Kepala BPOM RI Sebut Konflik Iran Vs Amerika-Israel Tak Ganggu Stok Obat Esensial di Indonesia - Tribunnews
Kepala BPOM RI Sebut Konflik Iran Vs Amerika-Israel Tak Ganggu Stok Obat Esensial di Indonesia
Bagaimana nasib stok obat-obatan esensial di Indonesia saat konflik Iran Vs AS dan Israel memanas?
Ringkasan Berita:
- Konflik di Timur Tengah yang memanas sejak Sabtu (28/2/2026) berpotensi memengaruhi sektor pangan dan obat-obatan.
- Bagaimana nasib stok obat-obatan esensial di Indonesia?
- Kepala BPOM RI, Taruna Ikrar menyebut, konflik tersebut tidak mempengaruhi stok obat esensial di Indonesia.
TRIBUNNEWS.COM,JAKARTA -- Konflik di Timur Tengah yang memanas sejak Sabtu (28/2/2026) berpotensi memengaruhi berbagai sektor, mulai dari energi, pangan, hingga obat-obatan.
Gangguan di sejumlah jalur pelayaran maupun penerbangan internasional berdampak pada distribusi bahan baku farmasi dan produk kesehatan global.
Baca juga: Mengapa Iran Menyerang Pusat Data AS di Bahrain dan Dubai?
Bagaimana nasib stok obat-obatan esensial di Indonesia?
Kepala Badan Pengawas Obat dan Makanan (BPOM RI) Taruna Ikrar menyebut, konflik tersebut tidak mempengaruhi stok obat esensial di Indonesia.
Obat esensial artinya obat-obat yang sangat dibutuhkan seperti obat hipertensi, obat diabetes, antibiotik, obat jantung atau kardiovascular dan obat penyakit kronis lainnya.
Baca juga: BPOM Rilis Top 10 Produk Obat dan Makanan Ilegal yang Dijual Online, Salah Satunya Milo Malaysia
Sejak tahun lalu hingga saat ini, pemerintah terus mendorong ketahanan nasional di bidang obat-obatan dan farmasi.
Ada sekitar 3.009 perusahaan besar farmasi (PBF) yang beroperasi aktif di tanah ar. Dari jumlah tersebut, ketersediaan obat-obatan esensial di masyarakat masih mencukupi.
"Adanya kejadian ini, stok obat esensial Indonesia, insyaAllah masih aman hingga akhir tahun," kata dia saat ditemui di kantor BPOM RI, Johar Baru, Jakarta Pusat, Rabu (4/3/2026).
Ia membeberkan, siasat Indonesia agar stok obat-obatan tetap aman di tengah ketegangan geopolitik global antara Amerika Serikat, Israel dan Iran.
Aturan Impor Obat
BPOM menerapkan aturan ketat bagi importir obat.

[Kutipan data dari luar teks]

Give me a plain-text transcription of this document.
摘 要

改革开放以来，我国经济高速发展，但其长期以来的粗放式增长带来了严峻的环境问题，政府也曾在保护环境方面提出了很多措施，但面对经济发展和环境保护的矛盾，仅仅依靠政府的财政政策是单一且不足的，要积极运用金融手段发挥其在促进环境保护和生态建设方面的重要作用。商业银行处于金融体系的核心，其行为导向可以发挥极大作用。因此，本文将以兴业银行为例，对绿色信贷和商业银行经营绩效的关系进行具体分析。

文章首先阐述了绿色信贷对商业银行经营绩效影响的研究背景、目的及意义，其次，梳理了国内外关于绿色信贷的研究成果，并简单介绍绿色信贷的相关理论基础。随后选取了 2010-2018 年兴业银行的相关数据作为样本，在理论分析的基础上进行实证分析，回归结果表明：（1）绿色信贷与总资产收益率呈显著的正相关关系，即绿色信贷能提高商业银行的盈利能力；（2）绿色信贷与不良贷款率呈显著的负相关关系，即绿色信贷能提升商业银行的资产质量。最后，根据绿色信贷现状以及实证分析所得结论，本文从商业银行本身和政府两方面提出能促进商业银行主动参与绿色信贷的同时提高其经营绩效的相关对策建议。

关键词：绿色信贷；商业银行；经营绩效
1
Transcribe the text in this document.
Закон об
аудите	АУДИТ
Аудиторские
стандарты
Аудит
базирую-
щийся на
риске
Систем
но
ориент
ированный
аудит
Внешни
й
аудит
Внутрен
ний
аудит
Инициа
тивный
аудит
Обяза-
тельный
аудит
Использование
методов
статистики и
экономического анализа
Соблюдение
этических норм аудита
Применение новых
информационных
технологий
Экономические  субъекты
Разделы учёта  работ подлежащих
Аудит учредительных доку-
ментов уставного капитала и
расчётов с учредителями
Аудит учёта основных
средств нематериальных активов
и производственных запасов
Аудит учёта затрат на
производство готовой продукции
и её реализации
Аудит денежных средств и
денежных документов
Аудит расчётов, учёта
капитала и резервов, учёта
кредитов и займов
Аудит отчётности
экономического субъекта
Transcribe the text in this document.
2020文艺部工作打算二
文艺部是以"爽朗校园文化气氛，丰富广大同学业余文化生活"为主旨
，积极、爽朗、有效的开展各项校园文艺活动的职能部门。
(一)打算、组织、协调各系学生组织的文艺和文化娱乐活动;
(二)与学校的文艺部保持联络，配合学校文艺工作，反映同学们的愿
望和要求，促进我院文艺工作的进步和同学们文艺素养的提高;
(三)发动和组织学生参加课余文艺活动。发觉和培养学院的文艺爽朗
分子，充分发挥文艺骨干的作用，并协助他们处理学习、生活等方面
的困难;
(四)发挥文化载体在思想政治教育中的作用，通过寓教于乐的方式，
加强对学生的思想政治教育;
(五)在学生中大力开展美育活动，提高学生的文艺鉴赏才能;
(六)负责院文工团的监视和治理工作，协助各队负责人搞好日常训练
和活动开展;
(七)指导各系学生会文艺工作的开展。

Setiap pengimpor wajib memastikan ketersediaan produk minimal dua pertiga (2/3) dari masa kedaluwarsa.
Artinya, jika suatu produk memiliki masa edar lima tahun, maka stok yang masuk harus cukup untuk menjamin kebutuhan jangka menengah, bahkan hingga beberapa tahun ke depan.

Untuk produk dengan masa edar lebih pendek, misalnya dua tahun, perusahaan tetap wajib menjamin ketersediaan minimal dua pertiga dari periode tersebut.
Kebijakan ini menjadi salah satu upaya untuk menjaga stabilitas pasokan.
"Menurut hitungan-hitungan kami yang tersedia dari perusahaan-perusahaan besar farmasi Indonesia masih cukup. Jadi insya Allah, Indonesia tidak akan mengalami kelangkaan obat," tegas dia.
Meski pasokan dinyatakan aman, Taruna mengatakan, tidak menutup kemungkinan ada kenaikan harga, karena mengikuti mekanisme pasar yaitu saat produksi menurun atau permintaan meningkat sementara pasokan terbatas.
BPOM mengimbau pelaku usaha khususnya perusahaan besar farmasi untuk menjaga ketersediaan bahan baku obat.
"Karena obat ini sangat dibutuhkan masyarakat, kami imbau perusahaan besar menjaga bahan baku," pesan Taruna.